As David Cameron told us at the launch of the centenary, almost every family in the UK was affected by the war. It also had a transformative effect on the Labour party. At the outbreak of hostilities, there was a real danger it would fracture the party in two. However, when the guns finally fell silent in 1918, Labour had become a force to be reckoned with in British politics, with MPs who had served in the Cabinet and had direct experience of running a managed economy.  In the first election following the conflict, Labour tripled its vote share, and a scant five years later formed a government for the first time.

Labour’s tumultuous route through the First World War well demonstrates the party’s fractious attitude towards armed conflict. One hundred years on from that tragedy now is a good time to reflect on Labour’s relationship with war.

One myth that needs busting from the get-go is that Labour was, and is, the party of pacifism. In 1914, it is true that Labour was split between pro-war and anti-war supporters, but the former far outnumbered the latter, according to historian Martin Pugh. In fact, the National Executive Committee voted in support of the war, although the Independent Labour Party (ILP), a key faction in the nascent Labour movement, remained opposed. More importantly, as Pugh explains, “much of the rank and file…supported the war”.

While socialists always strive for peace, recognising that violence is the last recourse of civilised nations and that war inevitably harms the poorest the greatest amount, those early members of the Labour party were also realists. J.R. Clynes, a popular member of the ILP, explained that his pro-war stance was “consistent with the actions of a socialist when the choice is no longer between peace and war, but between peace and submission to the warmaker”.

Fast forward 100 years, and the party’s sentiment towards war- both in the Parliamentary Labour Party and the grassroots- has changed. The Iraq War, where, despite the threat posed by Saddam Hussein to his own people and those around the world, the UK and US were unquestionably the ‘warmakers’, has altered our appetite for conflict.

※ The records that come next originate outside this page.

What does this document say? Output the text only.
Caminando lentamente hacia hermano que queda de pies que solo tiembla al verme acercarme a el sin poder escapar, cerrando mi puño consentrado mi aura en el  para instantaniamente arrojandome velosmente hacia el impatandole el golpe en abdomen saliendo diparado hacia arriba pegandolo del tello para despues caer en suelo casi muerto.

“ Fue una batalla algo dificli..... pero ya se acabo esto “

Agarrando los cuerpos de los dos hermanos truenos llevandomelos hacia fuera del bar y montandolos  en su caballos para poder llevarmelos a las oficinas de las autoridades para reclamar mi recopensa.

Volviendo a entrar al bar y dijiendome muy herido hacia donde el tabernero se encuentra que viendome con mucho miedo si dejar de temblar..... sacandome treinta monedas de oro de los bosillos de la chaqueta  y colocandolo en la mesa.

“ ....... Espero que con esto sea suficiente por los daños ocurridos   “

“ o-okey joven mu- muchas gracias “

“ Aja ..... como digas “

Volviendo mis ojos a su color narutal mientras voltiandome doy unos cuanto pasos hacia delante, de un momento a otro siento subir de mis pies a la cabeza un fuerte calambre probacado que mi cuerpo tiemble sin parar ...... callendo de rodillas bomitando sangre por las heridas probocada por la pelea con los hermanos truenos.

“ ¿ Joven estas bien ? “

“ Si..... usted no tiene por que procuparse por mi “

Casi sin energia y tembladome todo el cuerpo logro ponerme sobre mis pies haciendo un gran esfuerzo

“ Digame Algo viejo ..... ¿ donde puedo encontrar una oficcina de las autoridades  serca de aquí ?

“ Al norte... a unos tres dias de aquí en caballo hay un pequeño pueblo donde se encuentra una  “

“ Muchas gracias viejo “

So are we now a party of pacifists? Labour’s opposition to military intervention in Syria would suggest so; but let’s remember that Ed Miliband whipped the party behind the action in Libya in 2011. Where the case for a ‘just war’ against a hostile regime is proven Labour should not be afraid of supporting armed intervention. Socialists are believers in the inviolability of human rights and should be ready and willing to oppose those who are not.

The First World War also gave the lie to those who accused Labour of being unpatriotic. Socialists were then, and still are today, suspected of being a treasonous bunch desperate to topple the establishment and build a communist dystopia in its place. However, during the war many Labour MPs came to realise the powerful influence king and country held over the working classes. James O’Grady, Labour MP for Leeds during the war, even went so far as to say the establishment of socialism would go hand in hand with nationalism. In fact, Pugh’s history suggests that the First World War cemented Labour’s popularity with working class conservatives- patriotic, monarchical, and imperialist men and women whose votes helped propel the party to power in the early twenties.

Today, we are all rightly wary of where unchecked nationalism can lead. However, that does not mean Labour should be afraid of being patriotic. The Young Fabians are exploring One Nation Labour and patriotism this year. Meanwhile, at a national level, Ed Miliband has been strident in his calls for a renewed sense of pride in our national identity. Labour cannot allow the Tories to gain a monopoly on the Union Flag. In the trenches, socialists fought for that flag as fervently as their conservative and liberal brothers-in-arms. In parliament now, Labour should remember the crucial role patriotism played in the party’s rise to power.

The First World War holds lessons for all of us, even a century on. Labour should remember its heritage when it comes to armed interventionism and patriotism. Forgetting the past will only lead to a bleaker future.